With great excitement, soloist and conductor entered the turbulent final allegro, each alternating in their decision to prevail and thus control the concertante dialogue, even when the orchestra was only in perpetual motion, a fact which further enhanced the violinistic prestidigitation of the soloist from Granada. The enthusiastic audience responded by rising from their seats in rapturous applause, to which both performers responded with a version for violin and orchestra of the First Spanish Dance from Manuel de Falla’s ‘La vida breve’, which only made the audience more passionate about the impulsive musical femininity that both protagonists wanted to imprint on this piece, coinciding with such an important date as the International Women’s Day.

 

Alondra de la Parra’s kinetic performance in her conducting of the Seventh Symphony in D minor, op. 70 Antonin Dvořák was always marked by a balletic gesture that recalled the formal liberation of dance that came with the mythical Isadora Duncan.
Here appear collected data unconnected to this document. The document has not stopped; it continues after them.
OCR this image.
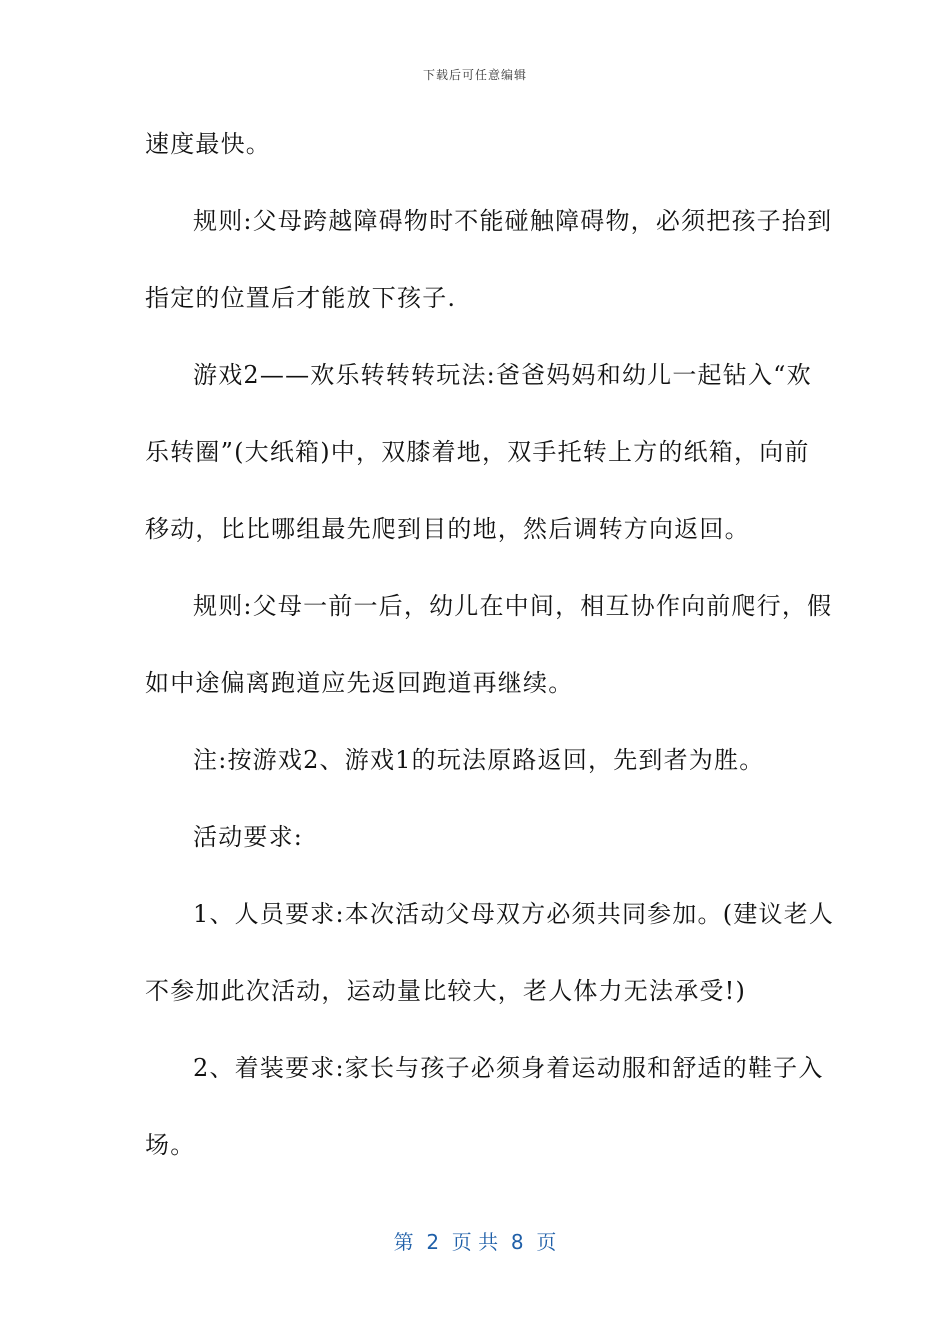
下载后可任意编辑
速度最快。
规则:父母跨越障碍物时不能碰触障碍物，必须把孩子抬到
指定的位置后才能放下孩子.
游戏2——欢乐转转转玩法:爸爸妈妈和幼儿一起钻入“欢
乐转圈”(大纸箱)中，双膝着地，双手托转上方的纸箱，向前
移动，比比哪组最先爬到目的地，然后调转方向返回。
规则:父母一前一后，幼儿在中间，相互协作向前爬行，假
如中途偏离跑道应先返回跑道再继续。
注:按游戏2、游戏1的玩法原路返回，先到者为胜。
活动要求:
1、人员要求:本次活动父母双方必须共同参加。(建议老人
不参加此次活动，运动量比较大，老人体力无法承受!)
2、着装要求:家长与孩子必须身着运动服和舒适的鞋子入
场。
第  2  页 共  8  页
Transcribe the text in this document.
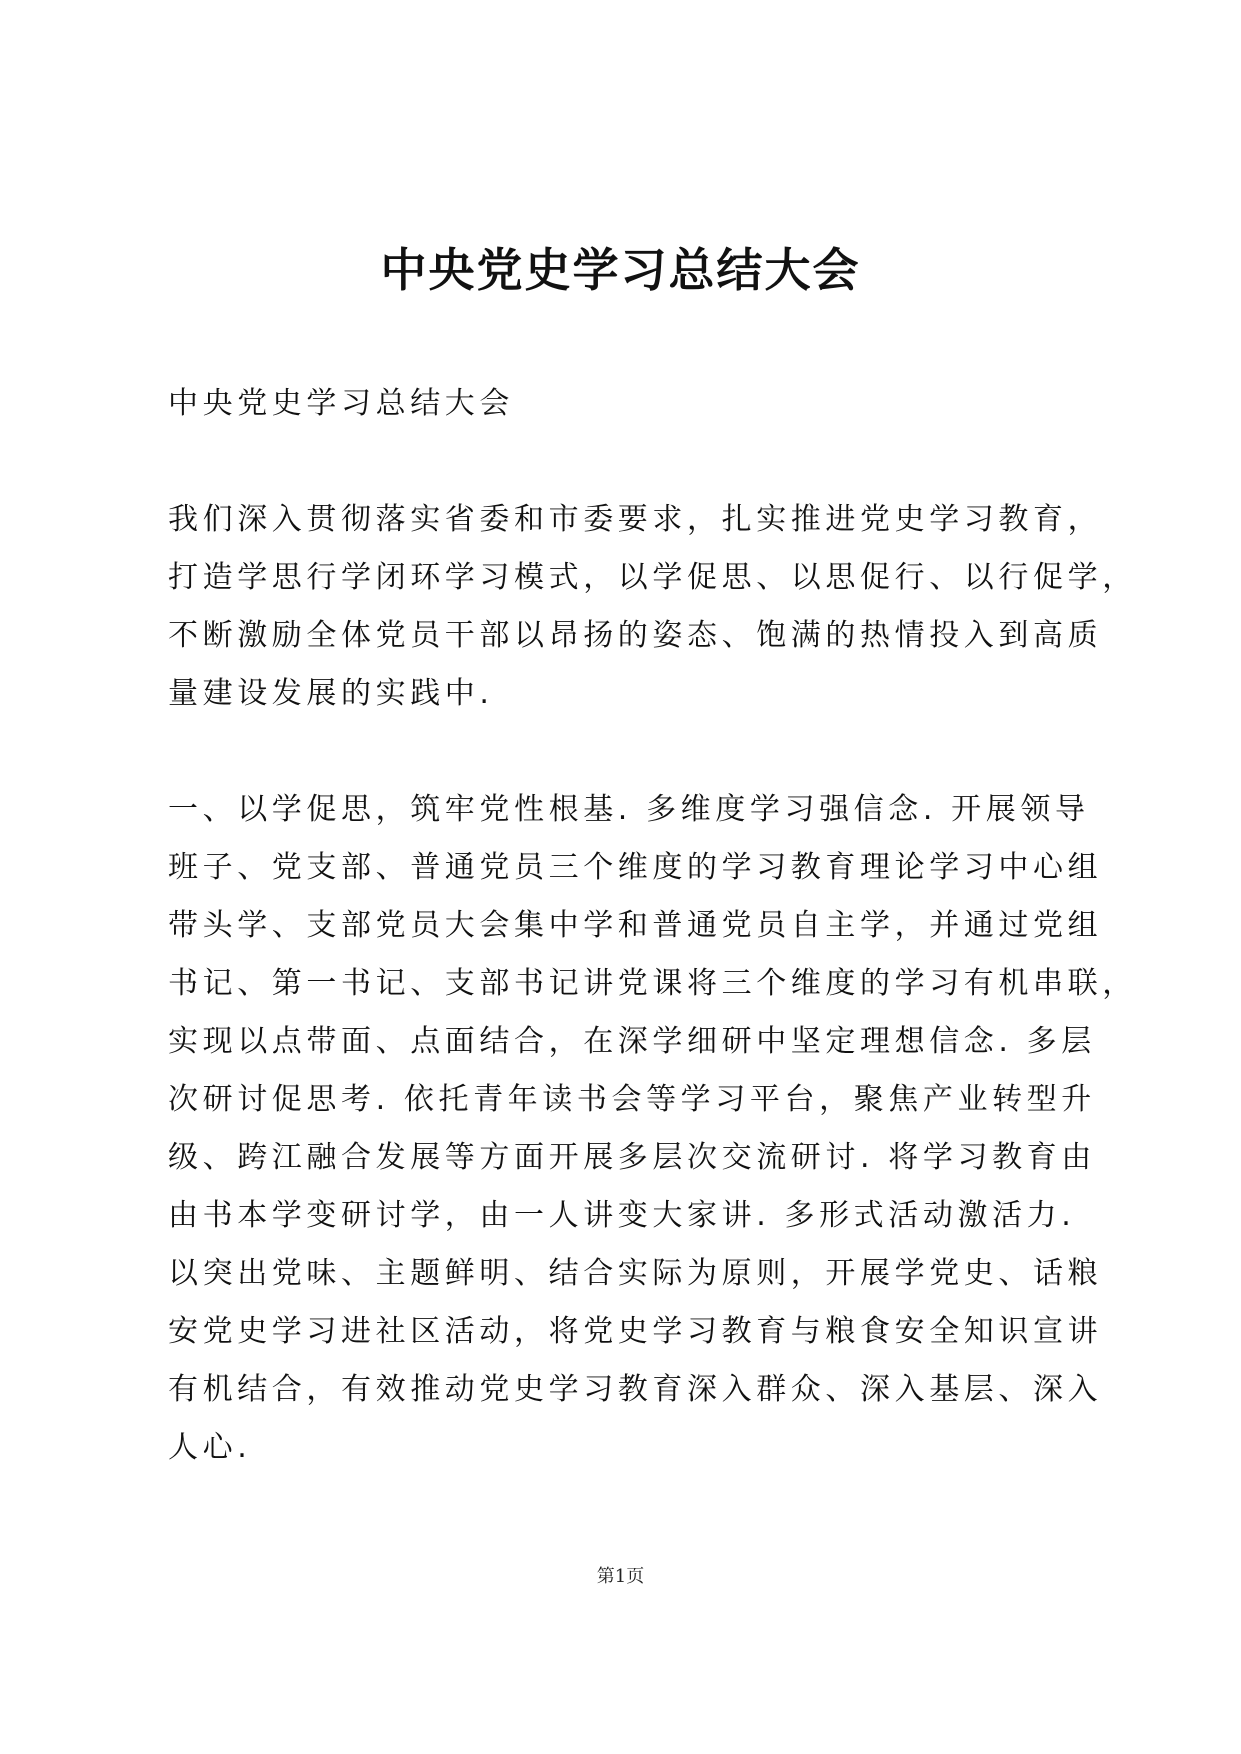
中央党史学习总结大会

中央党史学习总结大会

我们深入贯彻落实省委和市委要求，扎实推进党史学习教育，
打造学思行学闭环学习模式，以学促思、以思促行、以行促学，
不断激励全体党员干部以昂扬的姿态、饱满的热情投入到高质
量建设发展的实践中.

一、以学促思，筑牢党性根基. 多维度学习强信念. 开展领导
班子、党支部、普通党员三个维度的学习教育理论学习中心组
带头学、支部党员大会集中学和普通党员自主学，并通过党组
书记、第一书记、支部书记讲党课将三个维度的学习有机串联，
实现以点带面、点面结合，在深学细研中坚定理想信念. 多层
次研讨促思考. 依托青年读书会等学习平台，聚焦产业转型升
级、跨江融合发展等方面开展多层次交流研讨. 将学习教育由
由书本学变研讨学，由一人讲变大家讲. 多形式活动激活力.
以突出党味、主题鲜明、结合实际为原则，开展学党史、话粮
安党史学习进社区活动，将党史学习教育与粮食安全知识宣讲
有机结合，有效推动党史学习教育深入群众、深入基层、深入
人心.

第1页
The pacing of her body was one of the most decisive expressive means of her indications, which compensated for the rigidity of her arms in the progressive confluence of forces and dynamics that occur in the initial movement. She calmed her bodily plasticity in the restraint with which she conducted the adagio, only to return to her natural impulsiveness in the last two movements, reaching a climax in the tiers de picardie (Picardy third) that distinguishes the conclusion to the final tempo in which Dvořák changes the key from minor to major, with the dazzling effect that this signified.